The project could have launched earlier but for the culture of underachievement that already pervades the organization.
Jerusalem, January 23 – In its effort to integrate new technologies and methods into its practices, the Postal Authority has been examining the Syrian regime tactic of dropping canisters of flaming petroleum our of helicopters as a possible alternative to the authority’s current system of failing to not deliver 100% of the letters and packages it handles, a representative stated today.
Postal Authority spokesman Chavi Otnefetz hosted a PR tour for reporters at the agency’s Jerusalem processing facility this afternoon in the industrial zone of the city’s Givat Shaul neighborhood, during which she laid out the Authority’s study of emerging technologies and its plans to conduct a pilot program of the barrel bomb method as early as this spring.
“We’re excited to up our game in this arena,” gushed Ms. Otnefetz. “Until now our mechanisms have left local delivery personnel with extensive autonomy in deciding how much mail to destroy or misplace, how often, and by what method. While our staff has given us positive feedback on the independence they have so far enjoyed, we will soon launch a pilot project in peripheral areas to help us evaluate a more centralized system for losing or destroying pieces of mail on their way to the addressee.”
“For several years already, our Research and Development department has been eyeing the Assad regime’s barrel bomb tactics,” she continued. “Early on, they identified the potential that practice carries for our operations, and we have spent much of the time since then constructing a logistical and training apparatus for adapting the barrel bomb method to our milieu.”

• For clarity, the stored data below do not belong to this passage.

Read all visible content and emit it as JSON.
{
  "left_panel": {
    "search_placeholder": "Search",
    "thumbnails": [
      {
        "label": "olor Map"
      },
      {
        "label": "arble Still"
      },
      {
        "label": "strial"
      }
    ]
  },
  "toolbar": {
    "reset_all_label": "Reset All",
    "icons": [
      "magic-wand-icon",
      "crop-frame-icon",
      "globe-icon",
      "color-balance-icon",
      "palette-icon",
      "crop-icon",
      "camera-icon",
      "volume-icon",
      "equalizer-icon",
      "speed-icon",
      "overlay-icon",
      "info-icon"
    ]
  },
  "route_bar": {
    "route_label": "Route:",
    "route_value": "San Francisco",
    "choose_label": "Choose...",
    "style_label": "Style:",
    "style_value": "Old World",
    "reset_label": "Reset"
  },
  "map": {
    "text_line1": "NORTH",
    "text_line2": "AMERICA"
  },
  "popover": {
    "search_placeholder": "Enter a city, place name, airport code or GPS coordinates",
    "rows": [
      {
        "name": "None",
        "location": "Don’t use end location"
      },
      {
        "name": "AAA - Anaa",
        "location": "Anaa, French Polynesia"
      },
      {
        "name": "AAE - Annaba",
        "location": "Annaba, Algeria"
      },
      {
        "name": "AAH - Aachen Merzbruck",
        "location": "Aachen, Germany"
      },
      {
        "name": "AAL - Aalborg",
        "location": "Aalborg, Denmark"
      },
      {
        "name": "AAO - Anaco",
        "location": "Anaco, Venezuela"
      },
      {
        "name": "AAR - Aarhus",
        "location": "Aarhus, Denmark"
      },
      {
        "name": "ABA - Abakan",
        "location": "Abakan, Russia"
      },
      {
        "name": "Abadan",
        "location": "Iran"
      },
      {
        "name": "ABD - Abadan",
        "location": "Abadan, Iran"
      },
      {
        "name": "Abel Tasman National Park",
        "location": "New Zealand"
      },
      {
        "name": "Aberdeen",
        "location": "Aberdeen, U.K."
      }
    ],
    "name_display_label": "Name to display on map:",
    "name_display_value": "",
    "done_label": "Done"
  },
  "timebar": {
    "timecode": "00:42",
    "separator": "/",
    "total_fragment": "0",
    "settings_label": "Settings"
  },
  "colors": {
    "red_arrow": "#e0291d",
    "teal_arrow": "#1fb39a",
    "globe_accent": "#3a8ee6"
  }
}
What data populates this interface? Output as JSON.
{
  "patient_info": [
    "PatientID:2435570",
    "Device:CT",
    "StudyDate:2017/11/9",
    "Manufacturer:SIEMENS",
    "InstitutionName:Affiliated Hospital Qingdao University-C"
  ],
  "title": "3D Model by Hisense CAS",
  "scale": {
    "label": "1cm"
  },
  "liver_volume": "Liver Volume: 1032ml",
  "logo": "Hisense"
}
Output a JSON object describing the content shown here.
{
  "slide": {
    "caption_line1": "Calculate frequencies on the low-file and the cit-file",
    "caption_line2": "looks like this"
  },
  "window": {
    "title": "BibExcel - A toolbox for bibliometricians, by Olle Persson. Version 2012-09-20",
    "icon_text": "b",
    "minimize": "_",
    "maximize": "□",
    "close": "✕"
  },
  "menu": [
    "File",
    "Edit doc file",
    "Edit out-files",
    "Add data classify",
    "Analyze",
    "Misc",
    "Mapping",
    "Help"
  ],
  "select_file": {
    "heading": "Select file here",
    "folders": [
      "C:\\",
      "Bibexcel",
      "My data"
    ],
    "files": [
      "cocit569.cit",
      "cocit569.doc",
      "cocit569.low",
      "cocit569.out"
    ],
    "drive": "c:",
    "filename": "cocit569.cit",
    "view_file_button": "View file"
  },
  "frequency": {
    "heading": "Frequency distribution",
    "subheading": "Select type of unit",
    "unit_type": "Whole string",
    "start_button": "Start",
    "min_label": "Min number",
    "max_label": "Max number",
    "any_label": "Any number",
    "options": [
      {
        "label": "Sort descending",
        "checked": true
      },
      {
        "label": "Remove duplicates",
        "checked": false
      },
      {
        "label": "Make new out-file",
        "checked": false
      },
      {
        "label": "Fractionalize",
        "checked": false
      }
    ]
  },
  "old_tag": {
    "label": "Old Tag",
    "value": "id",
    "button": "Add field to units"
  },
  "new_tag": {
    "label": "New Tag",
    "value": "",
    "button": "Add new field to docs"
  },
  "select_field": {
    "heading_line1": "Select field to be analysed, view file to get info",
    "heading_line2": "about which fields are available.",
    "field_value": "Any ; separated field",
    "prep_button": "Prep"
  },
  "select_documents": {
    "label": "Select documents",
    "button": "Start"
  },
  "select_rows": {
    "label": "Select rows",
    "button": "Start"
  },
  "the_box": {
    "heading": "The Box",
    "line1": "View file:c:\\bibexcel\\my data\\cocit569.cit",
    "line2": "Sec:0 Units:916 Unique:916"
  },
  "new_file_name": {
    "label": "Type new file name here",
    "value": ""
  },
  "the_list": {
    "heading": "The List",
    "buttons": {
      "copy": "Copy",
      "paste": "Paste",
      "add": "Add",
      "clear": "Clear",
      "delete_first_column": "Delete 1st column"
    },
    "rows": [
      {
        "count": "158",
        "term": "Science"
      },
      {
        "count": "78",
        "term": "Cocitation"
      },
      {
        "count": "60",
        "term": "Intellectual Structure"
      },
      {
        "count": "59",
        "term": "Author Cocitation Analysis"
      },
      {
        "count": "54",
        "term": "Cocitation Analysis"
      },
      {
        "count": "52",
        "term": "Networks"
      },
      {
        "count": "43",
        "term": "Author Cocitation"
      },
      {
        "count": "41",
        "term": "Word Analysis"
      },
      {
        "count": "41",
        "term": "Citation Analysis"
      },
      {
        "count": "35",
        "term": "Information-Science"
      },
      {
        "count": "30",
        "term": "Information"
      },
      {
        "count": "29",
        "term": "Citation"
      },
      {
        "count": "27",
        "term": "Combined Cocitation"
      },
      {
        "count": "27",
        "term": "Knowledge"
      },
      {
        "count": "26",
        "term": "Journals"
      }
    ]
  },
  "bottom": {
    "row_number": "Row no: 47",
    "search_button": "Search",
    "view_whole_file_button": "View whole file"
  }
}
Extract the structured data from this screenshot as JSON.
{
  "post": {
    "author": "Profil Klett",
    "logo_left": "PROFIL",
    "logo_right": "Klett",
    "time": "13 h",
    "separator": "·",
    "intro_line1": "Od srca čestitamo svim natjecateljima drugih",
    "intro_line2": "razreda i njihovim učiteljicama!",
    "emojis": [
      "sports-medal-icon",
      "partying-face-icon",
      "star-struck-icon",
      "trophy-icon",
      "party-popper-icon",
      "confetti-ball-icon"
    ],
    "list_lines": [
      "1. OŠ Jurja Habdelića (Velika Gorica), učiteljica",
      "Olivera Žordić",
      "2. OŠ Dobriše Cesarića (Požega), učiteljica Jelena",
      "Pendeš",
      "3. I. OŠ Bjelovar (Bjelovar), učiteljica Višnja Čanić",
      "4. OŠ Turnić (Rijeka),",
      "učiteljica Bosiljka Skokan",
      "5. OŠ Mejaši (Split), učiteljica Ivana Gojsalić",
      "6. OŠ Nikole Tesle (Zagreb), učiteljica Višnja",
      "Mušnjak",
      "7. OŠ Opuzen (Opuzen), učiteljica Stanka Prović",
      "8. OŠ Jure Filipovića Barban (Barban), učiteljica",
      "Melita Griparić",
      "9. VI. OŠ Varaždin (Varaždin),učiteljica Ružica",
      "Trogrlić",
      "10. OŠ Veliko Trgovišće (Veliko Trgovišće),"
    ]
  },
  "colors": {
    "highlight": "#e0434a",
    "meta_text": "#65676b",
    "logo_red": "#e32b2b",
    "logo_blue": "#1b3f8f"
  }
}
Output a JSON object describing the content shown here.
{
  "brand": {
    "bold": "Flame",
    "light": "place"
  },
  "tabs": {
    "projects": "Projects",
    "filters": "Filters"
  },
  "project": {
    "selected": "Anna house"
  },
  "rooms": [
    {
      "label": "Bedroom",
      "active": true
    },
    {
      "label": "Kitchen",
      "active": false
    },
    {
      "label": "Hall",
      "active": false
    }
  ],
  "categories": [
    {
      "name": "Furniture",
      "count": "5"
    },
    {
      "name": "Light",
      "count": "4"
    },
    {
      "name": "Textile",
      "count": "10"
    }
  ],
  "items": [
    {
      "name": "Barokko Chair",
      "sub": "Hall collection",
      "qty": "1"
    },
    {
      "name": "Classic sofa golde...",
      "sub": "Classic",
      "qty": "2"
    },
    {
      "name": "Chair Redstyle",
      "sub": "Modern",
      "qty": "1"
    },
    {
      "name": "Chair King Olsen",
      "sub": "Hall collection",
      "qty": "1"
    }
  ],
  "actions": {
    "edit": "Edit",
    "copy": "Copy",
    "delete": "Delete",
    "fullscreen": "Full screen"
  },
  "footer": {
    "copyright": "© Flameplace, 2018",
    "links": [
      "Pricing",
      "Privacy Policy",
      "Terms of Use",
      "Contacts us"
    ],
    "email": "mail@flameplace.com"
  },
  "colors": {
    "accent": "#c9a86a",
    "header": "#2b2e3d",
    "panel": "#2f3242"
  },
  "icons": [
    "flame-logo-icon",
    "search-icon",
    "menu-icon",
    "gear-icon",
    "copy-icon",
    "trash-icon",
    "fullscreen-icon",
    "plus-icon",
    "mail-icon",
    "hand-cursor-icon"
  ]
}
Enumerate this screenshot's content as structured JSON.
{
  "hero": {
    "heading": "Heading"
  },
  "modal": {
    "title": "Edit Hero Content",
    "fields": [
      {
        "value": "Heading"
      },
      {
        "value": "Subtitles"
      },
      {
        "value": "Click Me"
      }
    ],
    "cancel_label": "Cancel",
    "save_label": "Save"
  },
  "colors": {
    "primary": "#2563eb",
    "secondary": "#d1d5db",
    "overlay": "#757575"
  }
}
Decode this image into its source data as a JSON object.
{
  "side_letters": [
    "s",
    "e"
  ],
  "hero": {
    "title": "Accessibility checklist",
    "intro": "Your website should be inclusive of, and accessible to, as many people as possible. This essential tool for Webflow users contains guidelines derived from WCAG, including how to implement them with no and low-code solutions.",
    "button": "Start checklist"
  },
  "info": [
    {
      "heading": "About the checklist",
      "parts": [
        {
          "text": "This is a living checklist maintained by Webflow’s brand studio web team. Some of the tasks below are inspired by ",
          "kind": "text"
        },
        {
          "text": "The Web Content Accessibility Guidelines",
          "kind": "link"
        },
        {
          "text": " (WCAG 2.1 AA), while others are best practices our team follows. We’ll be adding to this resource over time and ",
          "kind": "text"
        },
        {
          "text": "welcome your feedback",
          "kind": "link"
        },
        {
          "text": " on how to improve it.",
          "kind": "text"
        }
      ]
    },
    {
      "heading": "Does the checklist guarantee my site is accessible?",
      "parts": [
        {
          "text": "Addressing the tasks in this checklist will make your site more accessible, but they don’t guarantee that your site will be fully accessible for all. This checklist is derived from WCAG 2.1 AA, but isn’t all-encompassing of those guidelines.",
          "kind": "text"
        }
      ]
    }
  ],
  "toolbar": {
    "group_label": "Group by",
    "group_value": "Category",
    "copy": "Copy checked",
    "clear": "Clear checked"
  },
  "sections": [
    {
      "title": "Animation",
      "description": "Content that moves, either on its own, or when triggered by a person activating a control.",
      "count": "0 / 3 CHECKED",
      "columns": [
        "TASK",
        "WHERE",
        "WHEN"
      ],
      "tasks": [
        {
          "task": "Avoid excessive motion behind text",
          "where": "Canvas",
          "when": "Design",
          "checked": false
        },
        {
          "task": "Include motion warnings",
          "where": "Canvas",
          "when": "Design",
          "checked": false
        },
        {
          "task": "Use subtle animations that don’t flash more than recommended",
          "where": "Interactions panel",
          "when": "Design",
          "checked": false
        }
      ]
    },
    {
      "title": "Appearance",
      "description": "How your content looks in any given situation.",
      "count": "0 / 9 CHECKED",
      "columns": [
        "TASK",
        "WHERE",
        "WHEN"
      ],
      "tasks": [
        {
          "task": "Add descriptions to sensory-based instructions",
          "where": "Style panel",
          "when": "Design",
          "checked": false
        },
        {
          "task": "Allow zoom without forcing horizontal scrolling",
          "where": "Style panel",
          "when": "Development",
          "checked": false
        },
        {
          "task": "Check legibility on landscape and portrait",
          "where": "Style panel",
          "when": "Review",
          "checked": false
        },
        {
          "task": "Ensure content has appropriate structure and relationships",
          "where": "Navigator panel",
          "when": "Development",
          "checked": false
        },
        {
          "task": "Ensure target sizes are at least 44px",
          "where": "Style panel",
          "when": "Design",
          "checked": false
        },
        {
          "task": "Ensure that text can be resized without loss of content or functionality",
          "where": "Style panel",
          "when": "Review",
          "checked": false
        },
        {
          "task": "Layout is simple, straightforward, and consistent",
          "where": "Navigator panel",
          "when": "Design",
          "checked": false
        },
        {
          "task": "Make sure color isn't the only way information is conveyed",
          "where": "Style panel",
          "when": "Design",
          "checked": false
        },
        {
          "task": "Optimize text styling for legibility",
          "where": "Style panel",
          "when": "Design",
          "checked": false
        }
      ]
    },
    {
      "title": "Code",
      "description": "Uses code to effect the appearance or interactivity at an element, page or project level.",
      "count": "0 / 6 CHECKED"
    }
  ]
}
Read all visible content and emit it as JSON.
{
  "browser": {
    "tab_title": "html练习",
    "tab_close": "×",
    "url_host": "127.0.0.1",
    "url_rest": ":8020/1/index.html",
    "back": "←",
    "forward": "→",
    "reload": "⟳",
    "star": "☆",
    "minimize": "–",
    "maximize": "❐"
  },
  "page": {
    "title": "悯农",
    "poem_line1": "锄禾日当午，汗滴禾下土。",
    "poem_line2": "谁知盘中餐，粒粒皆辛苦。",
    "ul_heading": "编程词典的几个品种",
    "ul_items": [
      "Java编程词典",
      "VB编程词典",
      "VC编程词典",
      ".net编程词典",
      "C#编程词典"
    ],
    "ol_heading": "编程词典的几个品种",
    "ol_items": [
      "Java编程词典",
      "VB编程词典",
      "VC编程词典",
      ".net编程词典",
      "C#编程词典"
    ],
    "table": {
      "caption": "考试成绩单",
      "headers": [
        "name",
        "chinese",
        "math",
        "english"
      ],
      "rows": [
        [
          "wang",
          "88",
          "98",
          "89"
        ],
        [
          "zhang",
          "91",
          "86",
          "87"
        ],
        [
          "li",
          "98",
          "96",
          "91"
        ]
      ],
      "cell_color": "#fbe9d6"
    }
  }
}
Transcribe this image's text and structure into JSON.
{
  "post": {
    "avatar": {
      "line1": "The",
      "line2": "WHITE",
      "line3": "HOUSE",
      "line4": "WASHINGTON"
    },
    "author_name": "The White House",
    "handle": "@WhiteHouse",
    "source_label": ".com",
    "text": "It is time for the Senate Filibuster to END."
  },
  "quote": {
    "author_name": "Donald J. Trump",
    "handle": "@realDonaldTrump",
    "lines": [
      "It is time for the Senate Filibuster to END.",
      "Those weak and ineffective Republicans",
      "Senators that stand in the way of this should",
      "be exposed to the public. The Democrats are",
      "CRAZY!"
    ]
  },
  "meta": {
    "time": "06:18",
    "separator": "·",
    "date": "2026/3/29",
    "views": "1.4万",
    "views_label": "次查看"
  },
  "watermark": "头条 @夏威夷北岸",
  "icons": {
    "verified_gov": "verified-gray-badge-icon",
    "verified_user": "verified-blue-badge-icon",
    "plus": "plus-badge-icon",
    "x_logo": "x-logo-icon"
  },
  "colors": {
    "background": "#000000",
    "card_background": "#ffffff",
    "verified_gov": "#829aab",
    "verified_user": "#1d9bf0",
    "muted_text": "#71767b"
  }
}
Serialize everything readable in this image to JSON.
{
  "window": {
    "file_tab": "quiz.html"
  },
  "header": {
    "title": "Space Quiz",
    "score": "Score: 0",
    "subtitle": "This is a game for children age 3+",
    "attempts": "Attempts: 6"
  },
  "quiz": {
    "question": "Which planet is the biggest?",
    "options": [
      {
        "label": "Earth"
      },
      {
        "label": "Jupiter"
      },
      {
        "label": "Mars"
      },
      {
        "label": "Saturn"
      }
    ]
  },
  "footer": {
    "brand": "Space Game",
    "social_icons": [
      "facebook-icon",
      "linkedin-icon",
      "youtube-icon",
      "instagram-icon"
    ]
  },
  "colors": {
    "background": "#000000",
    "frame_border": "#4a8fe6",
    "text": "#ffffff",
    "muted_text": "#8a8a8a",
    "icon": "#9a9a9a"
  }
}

The project could have launched earlier, explained an Authority official, but for two important factors: reluctance on the part of security and defense officials to allocate the necessary equipment, and the culture of underachievement that already pervades the organization. “The teenage after-school or summertime workers charged with throwing letters into the wrong destination pouches proved incapable of handling the development of a testing protocol,” lamented the official, who had provided his name on a piece of paper in an envelope that disappeared on its way to reporters. “They have been briefed and trained enough to make sure an urgent notice addressed to Beit Shean went to Beersheva instead, but that’s hardly sufficient for coming up with a way to determine whether enough letters have been destroyed in an explosion.”
Additional problems arose, recalled the official, in communication among the various government organs negotiating the pilot program, as no one in the Postal Authority had familiarity with any technology more advanced than the fax machine.